Adamsberg se tut un moment, le temps pour Berrond et Verdun, qui se resservirent tous les deux, d’apprécier pleinement leur dîner. Adamsberg, petit mangeur, se demandait où pouvait bien passer toute cette nourriture. Dans leurs ventres, dans leurs mentons.

— On résume le boulot de ce soir, dit-il une fois les deux policiers repus, boulot qui peut durer toute la semaine. Surveillance de nos trois principaux suspects, bien que je n’oublie pas nos cinq autres. Puisque nous savons tous que les alibis parfaits sont trop beaux pour être honnêtes. Je préfère de loin les alibis mal foutus. Mais on se concentre d’abord sur le trio de tête. Noël, demandez une vieille veste à Johan, tout le monde en noir ou en gris. Verdun, empruntez-lui une casquette, vos cheveux blonds sont trop visibles. Toi aussi, Matthieu. Chacun prend son poste à huit heures devant le domicile de son gibier. Choisissez bien votre planque. Je propose de confier la brute, Kristen Le Roux, à Retancourt. À Noël, l’épicier Le Tallec. Matthieu, tu prends Kerouac, n’oublie pas sa lèvre rouge. Il te connaît ?
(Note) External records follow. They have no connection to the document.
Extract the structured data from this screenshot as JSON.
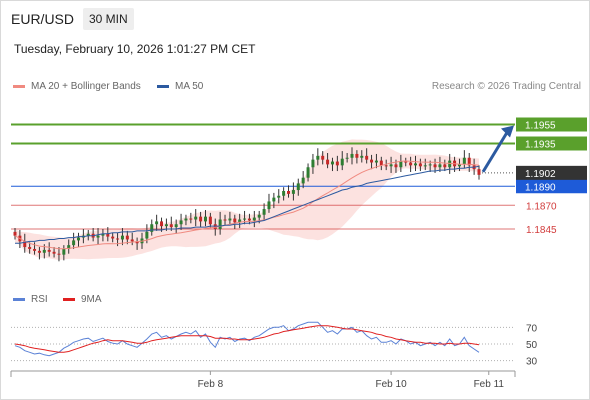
{
  "header": {
    "pair": "EUR/USD",
    "timeframe": "30 MIN"
  },
  "timestamp": "Tuesday, February 10, 2026 1:01:27 PM CET",
  "legend": {
    "ma20": {
      "label": "MA 20 + Bollinger Bands",
      "color": "#f08a80"
    },
    "ma50": {
      "label": "MA 50",
      "color": "#2c5aa0"
    }
  },
  "copyright": "Research © 2026 Trading Central",
  "rsi_legend": {
    "rsi": {
      "label": "RSI",
      "color": "#5b82d6"
    },
    "ma9": {
      "label": "9MA",
      "color": "#e02020"
    }
  },
  "chart_data": [
    {
      "type": "candlestick",
      "title": "",
      "ylim": [
        1.1785,
        1.1985
      ],
      "x_ticks": [
        {
          "label": "Feb 8",
          "index": 40
        },
        {
          "label": "Feb 10",
          "index": 77
        },
        {
          "label": "Feb 11",
          "index": 97
        }
      ],
      "last_price": {
        "value": "1.1902",
        "color": "#333333"
      },
      "levels": [
        {
          "value": "1.1955",
          "kind": "target",
          "color": "#5aa02c"
        },
        {
          "value": "1.1935",
          "kind": "target",
          "color": "#5aa02c"
        },
        {
          "value": "1.1890",
          "kind": "pivot",
          "color": "#1e5bd8"
        },
        {
          "value": "1.1870",
          "kind": "support",
          "color": "#d23c3c"
        },
        {
          "value": "1.1845",
          "kind": "support",
          "color": "#d23c3c"
        }
      ],
      "closes": [
        1.1838,
        1.1832,
        1.1826,
        1.1824,
        1.1822,
        1.182,
        1.1823,
        1.1821,
        1.1819,
        1.1818,
        1.1824,
        1.1828,
        1.1833,
        1.1836,
        1.1838,
        1.184,
        1.1836,
        1.1838,
        1.184,
        1.1837,
        1.1835,
        1.1834,
        1.1838,
        1.1834,
        1.1832,
        1.183,
        1.1835,
        1.1842,
        1.185,
        1.1853,
        1.1848,
        1.185,
        1.1847,
        1.185,
        1.1854,
        1.1856,
        1.1855,
        1.1858,
        1.1853,
        1.1858,
        1.185,
        1.1845,
        1.1855,
        1.1854,
        1.1856,
        1.1852,
        1.1855,
        1.1856,
        1.1854,
        1.1857,
        1.186,
        1.1866,
        1.1874,
        1.1878,
        1.188,
        1.1885,
        1.1882,
        1.1886,
        1.1893,
        1.1899,
        1.191,
        1.1918,
        1.1922,
        1.1918,
        1.1913,
        1.1916,
        1.1912,
        1.1919,
        1.192,
        1.1924,
        1.192,
        1.1922,
        1.1918,
        1.1915,
        1.1917,
        1.1912,
        1.1911,
        1.1913,
        1.191,
        1.1916,
        1.1915,
        1.1912,
        1.1914,
        1.1911,
        1.1912,
        1.1913,
        1.191,
        1.1913,
        1.191,
        1.1917,
        1.1911,
        1.1913,
        1.192,
        1.1912,
        1.1908,
        1.1902
      ],
      "ma50": [
        1.183,
        1.183,
        1.1831,
        1.1832,
        1.1832,
        1.1833,
        1.1833,
        1.1834,
        1.1834,
        1.1835,
        1.1835,
        1.1836,
        1.1836,
        1.1837,
        1.1837,
        1.1838,
        1.1838,
        1.1839,
        1.184,
        1.184,
        1.1841,
        1.1841,
        1.1842,
        1.1842,
        1.1842,
        1.1843,
        1.1843,
        1.1843,
        1.1844,
        1.1844,
        1.1844,
        1.1845,
        1.1845,
        1.1845,
        1.1846,
        1.1846,
        1.1846,
        1.1847,
        1.1847,
        1.1847,
        1.1848,
        1.1848,
        1.1848,
        1.1849,
        1.1849,
        1.185,
        1.185,
        1.1851,
        1.1851,
        1.1852,
        1.1853,
        1.1854,
        1.1856,
        1.1858,
        1.186,
        1.1862,
        1.1864,
        1.1866,
        1.1868,
        1.187,
        1.1872,
        1.1874,
        1.1876,
        1.1878,
        1.188,
        1.1882,
        1.1884,
        1.1886,
        1.1887,
        1.1889,
        1.189,
        1.1891,
        1.1893,
        1.1894,
        1.1895,
        1.1896,
        1.1897,
        1.1898,
        1.1899,
        1.19,
        1.1901,
        1.1902,
        1.1903,
        1.1904,
        1.1905,
        1.1906,
        1.1906,
        1.1907,
        1.1907,
        1.1908,
        1.1908,
        1.1909,
        1.1909,
        1.191,
        1.191,
        1.1911
      ],
      "rsi_panel": {
        "levels": [
          70,
          50,
          30
        ],
        "ylim": [
          20,
          80
        ],
        "rsi": [
          48,
          46,
          42,
          40,
          38,
          39,
          37,
          36,
          38,
          40,
          45,
          48,
          52,
          54,
          56,
          57,
          53,
          55,
          57,
          53,
          51,
          50,
          54,
          50,
          48,
          46,
          51,
          56,
          62,
          64,
          58,
          60,
          56,
          59,
          62,
          64,
          62,
          66,
          58,
          62,
          52,
          46,
          58,
          56,
          58,
          53,
          56,
          57,
          54,
          58,
          60,
          64,
          68,
          70,
          70,
          72,
          66,
          68,
          72,
          74,
          76,
          76,
          76,
          70,
          64,
          66,
          62,
          68,
          68,
          70,
          64,
          66,
          60,
          56,
          58,
          52,
          52,
          54,
          50,
          56,
          54,
          50,
          52,
          48,
          50,
          52,
          48,
          52,
          48,
          56,
          48,
          50,
          58,
          48,
          44,
          40
        ],
        "ma9": [
          50,
          49,
          48,
          46,
          45,
          44,
          43,
          42,
          41,
          40,
          40,
          41,
          43,
          45,
          47,
          49,
          51,
          52,
          54,
          55,
          54,
          54,
          54,
          53,
          52,
          51,
          51,
          52,
          54,
          55,
          56,
          57,
          58,
          59,
          60,
          60,
          60,
          60,
          60,
          60,
          59,
          57,
          57,
          57,
          56,
          56,
          55,
          55,
          55,
          56,
          57,
          58,
          60,
          62,
          63,
          65,
          66,
          67,
          68,
          69,
          70,
          71,
          72,
          72,
          72,
          71,
          70,
          69,
          68,
          68,
          67,
          66,
          65,
          64,
          62,
          61,
          59,
          58,
          56,
          55,
          54,
          53,
          52,
          52,
          51,
          51,
          51,
          50,
          50,
          51,
          50,
          50,
          51,
          51,
          50,
          49
        ]
      }
    }
  ]
}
— Il ne me verra même pas.

Adamsberg et Matthieu finirent de répartir les rôles et de choisir les relais.

— N’oubliez pas qu’à neuf heures et demie, il y a réunion des Ombreux rue du Prieuré. Si vous voyez votre homme se faufiler au numéro 5, laissez tomber, ce ne sera pas pour ce soir.